Do you have an automotive dilemma that you would like our expert to solve? For consumer and used car advice, or car breakdown advice, email [email protected] quoting your subscriber number. This week’s question…


Dear Alex,

I made a £25,000 deposit to a car dealership for an unseen Porsche 911 on June 25. Three days later I found out the same dealer had been featured on the BBC TV show Rogue Traders and started having second thoughts about buying. .

I emailed the dealership saying I wanted to back out of the deal because I didn’t feel comfortable buying without seeing the car, nor was I sure I wanted to. a Porsche with a manual gearbox. He responded the same day agreeing to refund the full deposit. However, after several calls and emails, which he responded with a variety of apologies, there is still no sign of a returned deposit four days later. I’m afraid I’ll have to fight to get my money back. What should I do?

– IDENTIFIER

Dear ID,

While many readers will no doubt point out the folly of sending £25,000 in an electronic bank transfer for a car you’ve never seen (and therefore can’t even be sure it exists), it’s maybe in fact what saves you in this case.

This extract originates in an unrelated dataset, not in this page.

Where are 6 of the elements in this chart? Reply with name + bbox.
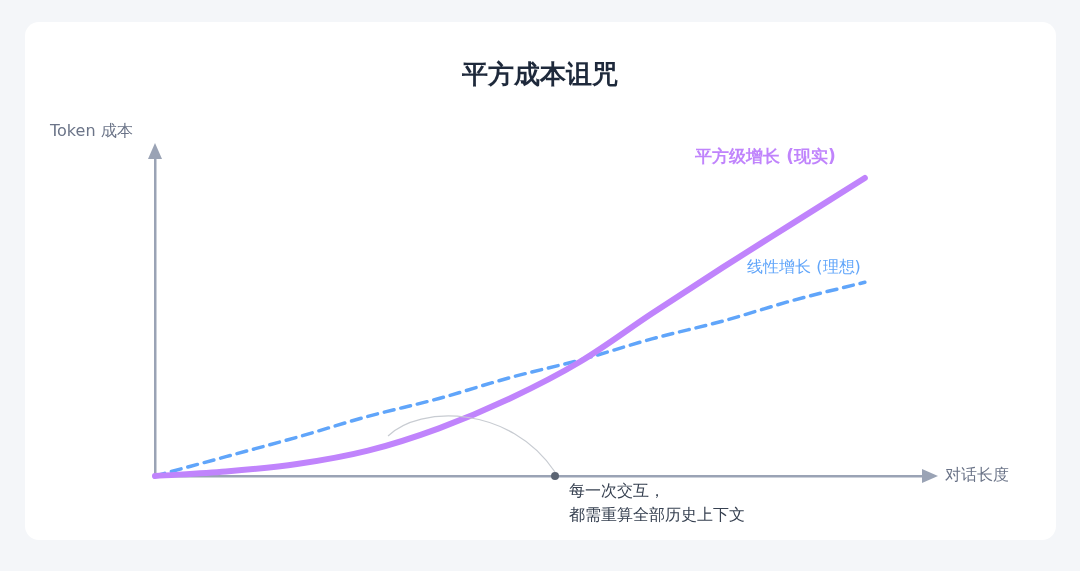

Because you have not set foot on the dealer’s premises, you are covered by the Consumer Contracts Regulations 2014. According to these regulations, you placed an order for goods when you sent the money to the dealer and you have benefited from a cooling of 14 days. – period off thereafter, during which you had the right to withdraw from the sale and receive your money.

And because I doubt the dealer has issued you terms and conditions covering the deposit, you have the right to have all of that money returned to you; the dealer is not allowed to keep any of it as an administration or other cost (keep this in mind if they try).

Having seen the Rogue Traders article you are referring to, it suggests that the dealership in question has used delaying tactics in the past to avoid paying customers, blaming cash flow issues, etc. It seems to match the experience you have had so far.

So I believe you have two options: either wait a bit longer to see if the dealer’s ways have changed, or cut to the chase and start making noise to take legal action.

If the dealer doesn’t comply or keeps trying to pass you off, I guess the only way to see your money back is to take advantage of this latest threat. However, I would always advise you to take proper legal advice before going down this path.

Nevertheless, although I am not a lawyer, it seems to me that the facts are in your favor, especially since you have written proof by e-mail that the dealer is committed to reimbursing you on time.